L’islam lui aus­si aspire à opé­rer l’unité du genre humain, mais en concur­rence avec le mes­sia­nisme démo­cra­tique. Il divise le monde selon les caté­go­ries que Schmitt juge fon­da­men­tales pour la poli­tique, enten­due dans le sens réa­liste comme pou­voir et art de gou­ver­ner : ami-enne­mi, paix-guerre. Et il ne donne pas aux concepts le sens que leur attri­buent les Occi­den­taux. Comme l’explique le grand spé­cia­liste de l’islam qu’est Ber­nard Lewis, la paix n’y est pas un but en soi mais seule­ment un moyen : elle coïn­cide avec les périodes d’armistice avec les infi­dèles, quand l’état de guerre est seule­ment sus­pen­du. La fin ultime est la vic­toire, qui doit être totale et défi­ni­tive. Les phi­lo­so­phies de l’histoire, sur­tout celles qui sont le plus étroi­te­ment liées à la matrice ori­gi­naire des Lumières, ont consi­dé­ré que les concepts d’Humanité, de droits de l’homme et de fra­ter­ni­té entre les peuples, éla­bo­rés par la Poli­tique moderne, expri­maient des véri­tés capables de sur­clas­ser toutes les véri­tés conte­nues dans les visions du monde des civi­li­sa­tions par­ti­cu­lières, autre­ment dit de pou­voir s’imposer à toutes en en fai­sant table rase. Mais cela n’a pas réus­si, sinon très par­tiel­le­ment, avec l’islam, qui jusqu’à main­te­nant a mon­tré qu’il était plus capable de résis­ter que le catho­li­cisme, pas­sant même à l’offensive au nom de sa propre vision du monde, qui est à la fois celle d’une reli­gion et d’un sys­tème poli­tique dont les concepts non seule­ment ne cor­res­pondent pas à ceux de l’Occident (chré­tien ou laïque) mais le contre­disent ouver­te­ment.

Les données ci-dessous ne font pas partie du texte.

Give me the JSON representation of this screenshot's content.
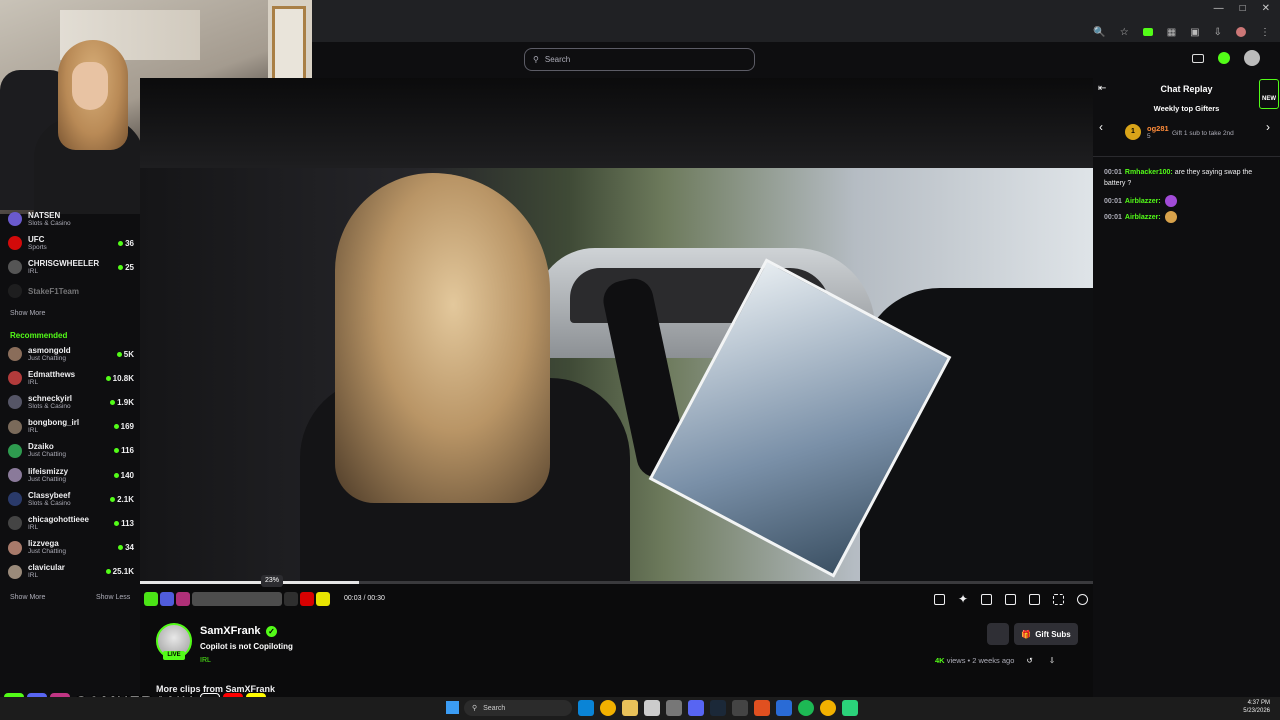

Seul Dieu sait à qui revien­dra la vic­toire dans la lutte actuelle entre ces mes­sia­nismes, même s’il s’agit d’une guerre non décla­rée. Un fait semble cepen­dant cer­tain : pour se régé­né­rer et inver­ser le cours des choses, pour se sau­ver, le monde construit selon les canons de la Poli­tique moderne devra renier presque tous ses prin­cipes fon­da­men­taux, s’ouvrir au Sur­na­tu­rel qu’il a reje­té a prio­ri, et réfor­mer la vision qu’il a de l’homme. Mais com­ment cela — un authen­tique miracle dans les condi­tions actuelles — pour­rait-il avoir lieu sans le concours d’une Eglise catho­lique reve­nue à elle-même ? Reve­nue par la grâce de Dieu à la pré­di­ca­tion de l’enseignement de la foi, par une géné­ra­tion de prêtres capables de répondre enfin à l’appel des âmes plon­gées dans les ténèbres du siècle, d’aller à leur ren­contre pour prê­cher la néces­si­té de la conver­sion et la vie éter­nelle que la misé­ri­corde divine a pré­pa­rée pour cha­cune d’elles si elles répondent au Christ qui les appelle.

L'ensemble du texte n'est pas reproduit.